My proposal has three elements.
1: Incentivise re-use.
Let us suppose that a cup of coffee costs $5. I propose increasing the cost where a disposable cup is used (say, to $6), and decreasing the cost where a re-usable cup is used (to$4). Some cafes in my area already do this.
The regular customer makes a saving by making the envirnmentally responsible choice, and the retailer benefits from their repeat business. Note that this proposal both rewards the behaviour we want, and penalises the behaviour we don’t.
When the re-usable cup is damaged, the customer may bring it back to the retailer and exchange it for a new one at no charge.
This keeps the system going, e.g., the customer continues to enjoy discounted coffee, and the retailer continues to receive their custom. More importantly, it ensures that the damaged cup does not go to the landfill – the retailer can ensure that it is properly recycled.
3: Cup Design
I propose that the cup have a stainless steel inner (for hygeine) and a cork outer layer. Cork is waterproof, an excellent insulator, is pleasant to the touch, and is of course a natural material. Why not cork only? Simply because it might be difficult to wash and might harbour bacteria over time.

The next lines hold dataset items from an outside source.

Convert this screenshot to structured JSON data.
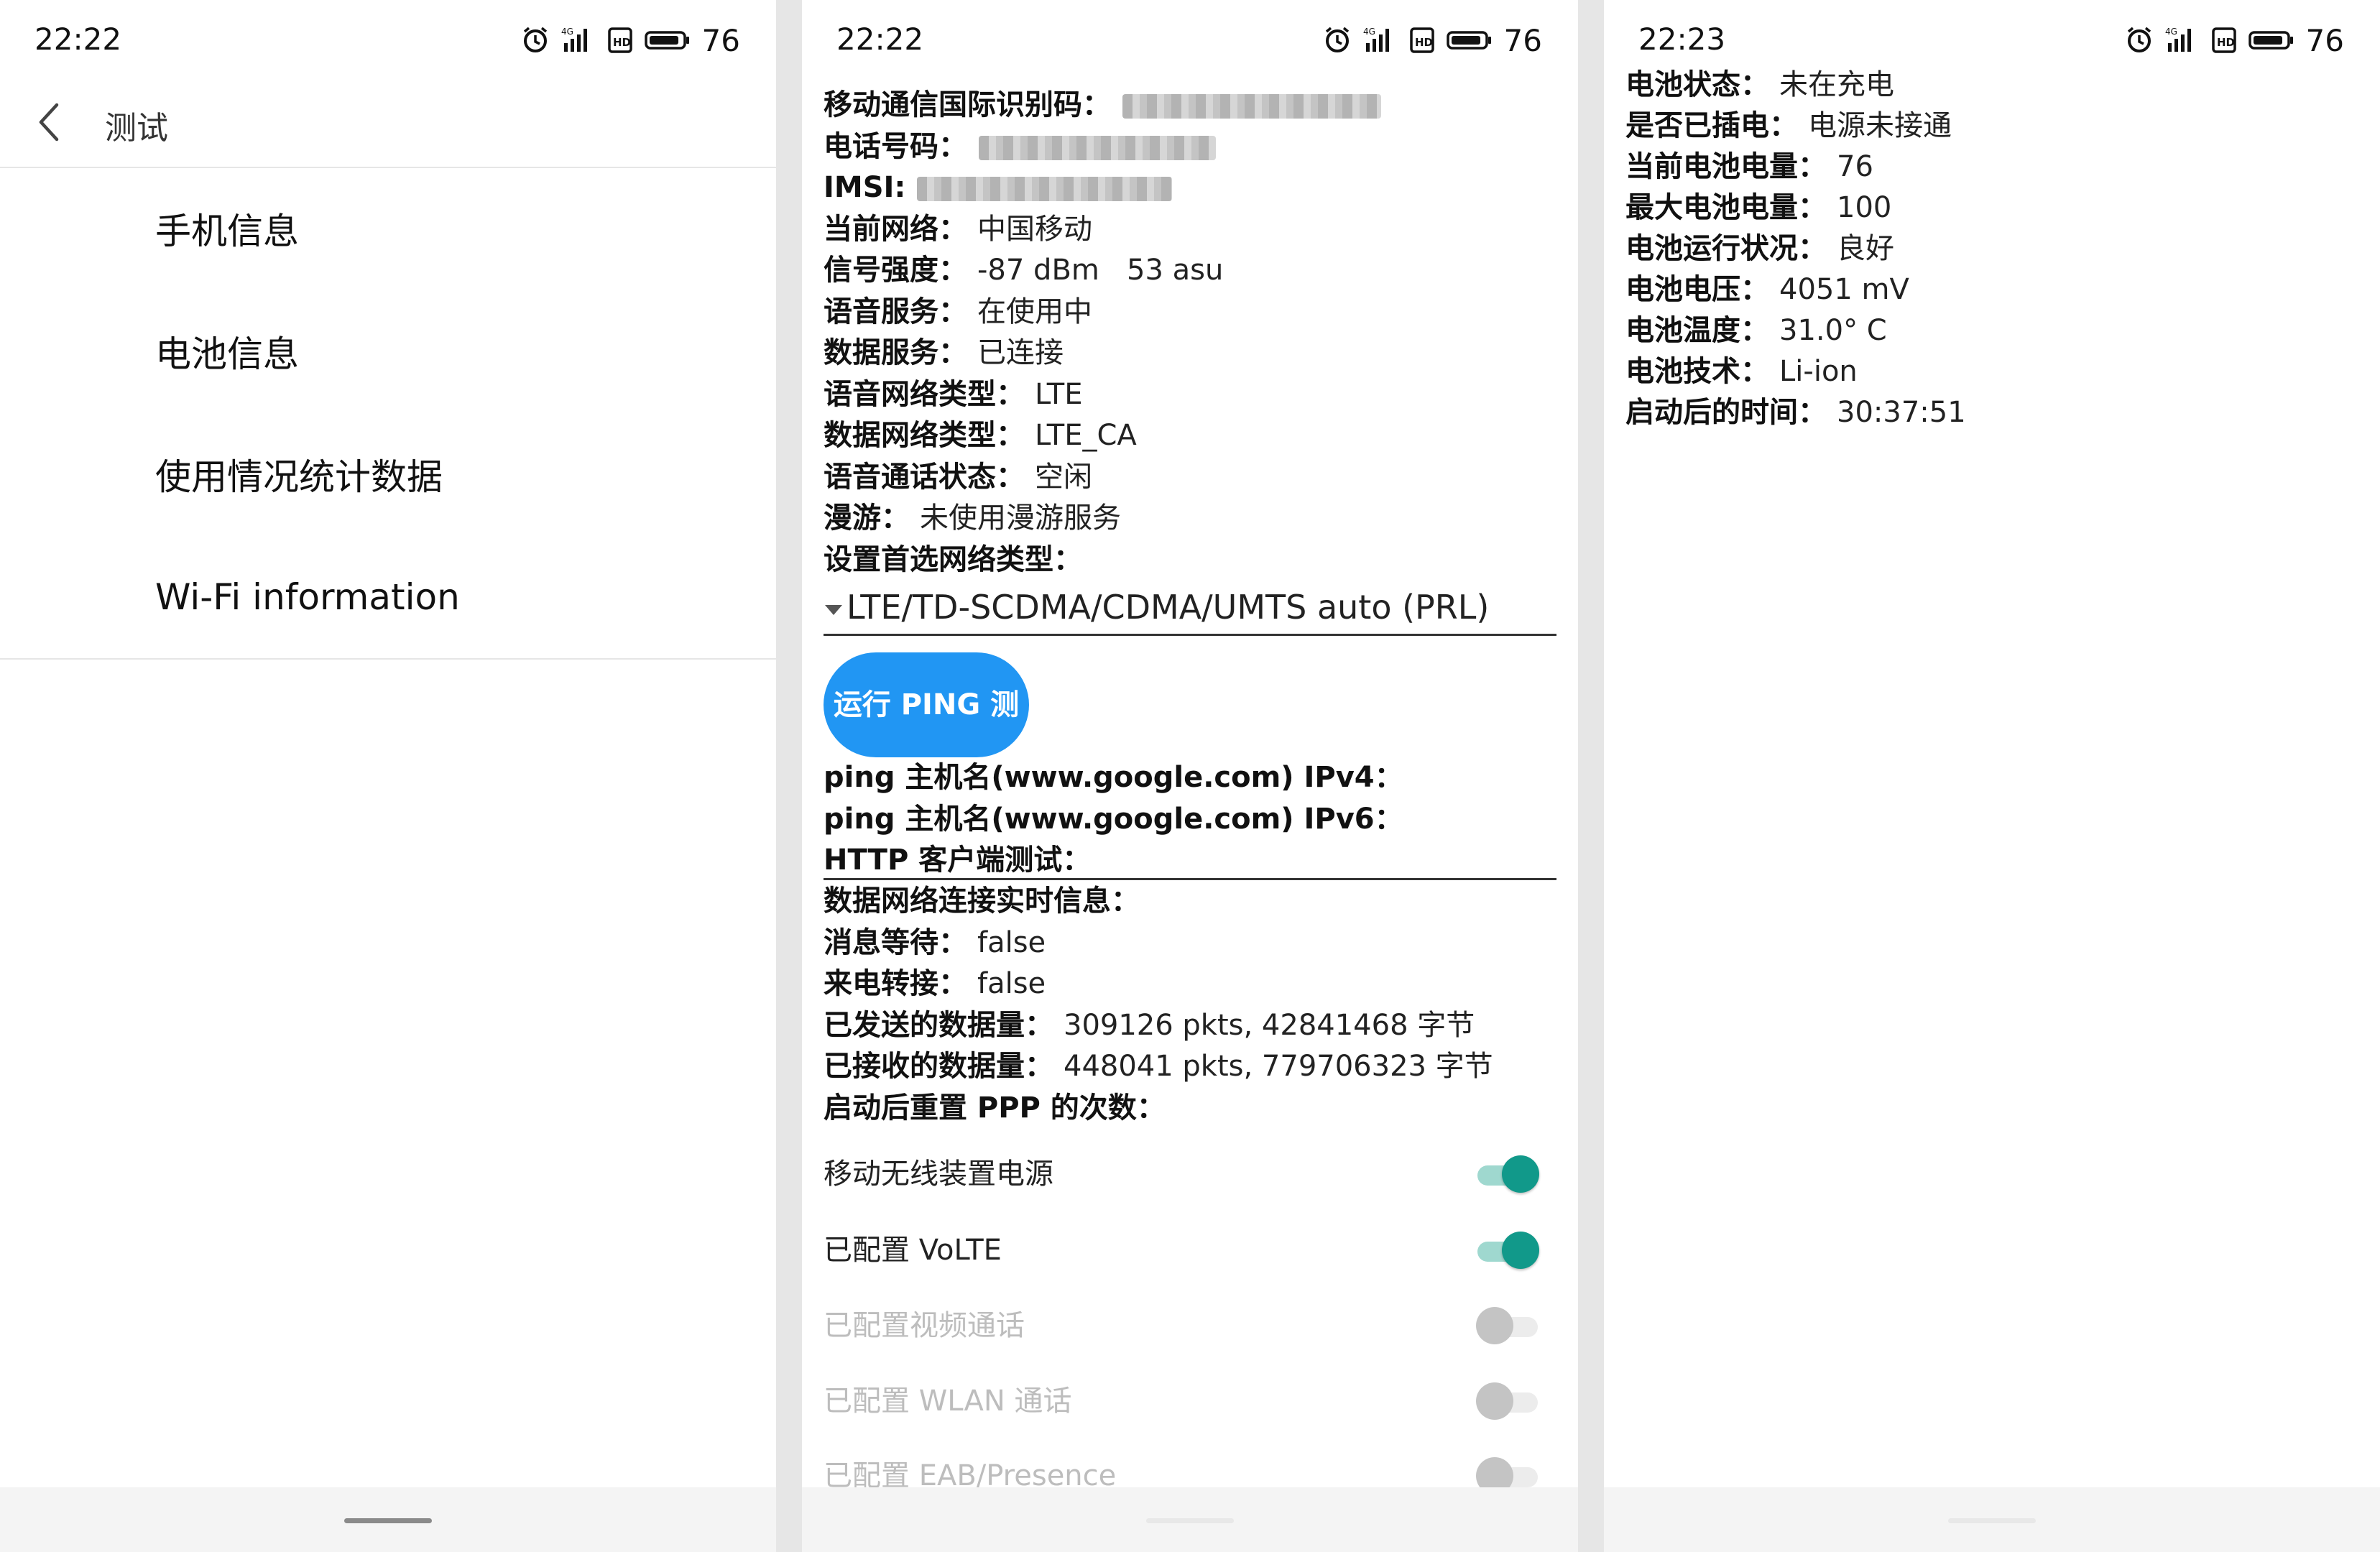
{
  "screen1": {
    "status": {
      "time": "22:22",
      "battery": "76"
    },
    "title": "测试",
    "menu": [
      "手机信息",
      "电池信息",
      "使用情况统计数据",
      "Wi-Fi information"
    ]
  },
  "screen2": {
    "status": {
      "time": "22:22",
      "battery": "76"
    },
    "rows": [
      {
        "label": "移动通信国际识别码：",
        "value": ""
      },
      {
        "label": "电话号码：",
        "value": ""
      },
      {
        "label": "IMSI:",
        "value": ""
      },
      {
        "label": "当前网络：",
        "value": "中国移动"
      },
      {
        "label": "信号强度：",
        "value": "-87 dBm   53 asu"
      },
      {
        "label": "语音服务：",
        "value": "在使用中"
      },
      {
        "label": "数据服务：",
        "value": "已连接"
      },
      {
        "label": "语音网络类型：",
        "value": "LTE"
      },
      {
        "label": "数据网络类型：",
        "value": "LTE_CA"
      },
      {
        "label": "语音通话状态：",
        "value": "空闲"
      },
      {
        "label": "漫游：",
        "value": "未使用漫游服务"
      },
      {
        "label": "设置首选网络类型：",
        "value": ""
      }
    ],
    "preferred_network": "LTE/TD-SCDMA/CDMA/UMTS auto (PRL)",
    "ping_button": "运行 PING 测试",
    "ping_rows": [
      "ping 主机名(www.google.com) IPv4：",
      "ping 主机名(www.google.com) IPv6：",
      "HTTP 客户端测试："
    ],
    "data_rows": [
      {
        "label": "数据网络连接实时信息：",
        "value": ""
      },
      {
        "label": "消息等待：",
        "value": "false"
      },
      {
        "label": "来电转接：",
        "value": "false"
      },
      {
        "label": "已发送的数据量：",
        "value": "309126 pkts, 42841468 字节"
      },
      {
        "label": "已接收的数据量：",
        "value": "448041 pkts, 779706323 字节"
      },
      {
        "label": "启动后重置 PPP 的次数：",
        "value": ""
      }
    ],
    "toggles": [
      {
        "label": "移动无线装置电源",
        "on": true,
        "enabled": true
      },
      {
        "label": "已配置 VoLTE",
        "on": true,
        "enabled": true
      },
      {
        "label": "已配置视频通话",
        "on": false,
        "enabled": false
      },
      {
        "label": "已配置 WLAN 通话",
        "on": false,
        "enabled": false
      },
      {
        "label": "已配置 EAB/Presence",
        "on": false,
        "enabled": false
      }
    ]
  },
  "screen3": {
    "status": {
      "time": "22:23",
      "battery": "76"
    },
    "rows": [
      {
        "label": "电池状态：",
        "value": "未在充电"
      },
      {
        "label": "是否已插电：",
        "value": "电源未接通"
      },
      {
        "label": "当前电池电量：",
        "value": "76"
      },
      {
        "label": "最大电池电量：",
        "value": "100"
      },
      {
        "label": "电池运行状况：",
        "value": "良好"
      },
      {
        "label": "电池电压：",
        "value": "4051 mV"
      },
      {
        "label": "电池温度：",
        "value": "31.0° C"
      },
      {
        "label": "电池技术：",
        "value": "Li-ion"
      },
      {
        "label": "启动后的时间：",
        "value": "30:37:51"
      }
    ]
  },
  "colors": {
    "accent": "#2196f3",
    "switch_on": "#11998a"
  }
}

A steel-and-cork sipping lid would fit snugly over the cup. Because the sleeve is slightly shorter than the steel cup, a sufficiently airtight seal may be achieved.
The main reason I propose this design though is that it is easy to separate out the technical and biological elements for recycling (the steel), and either recycling or composting (the cork).
My prototype uses corkoleum, a cork-and-rubber flooring material. This is probably too expensive for mass-production though.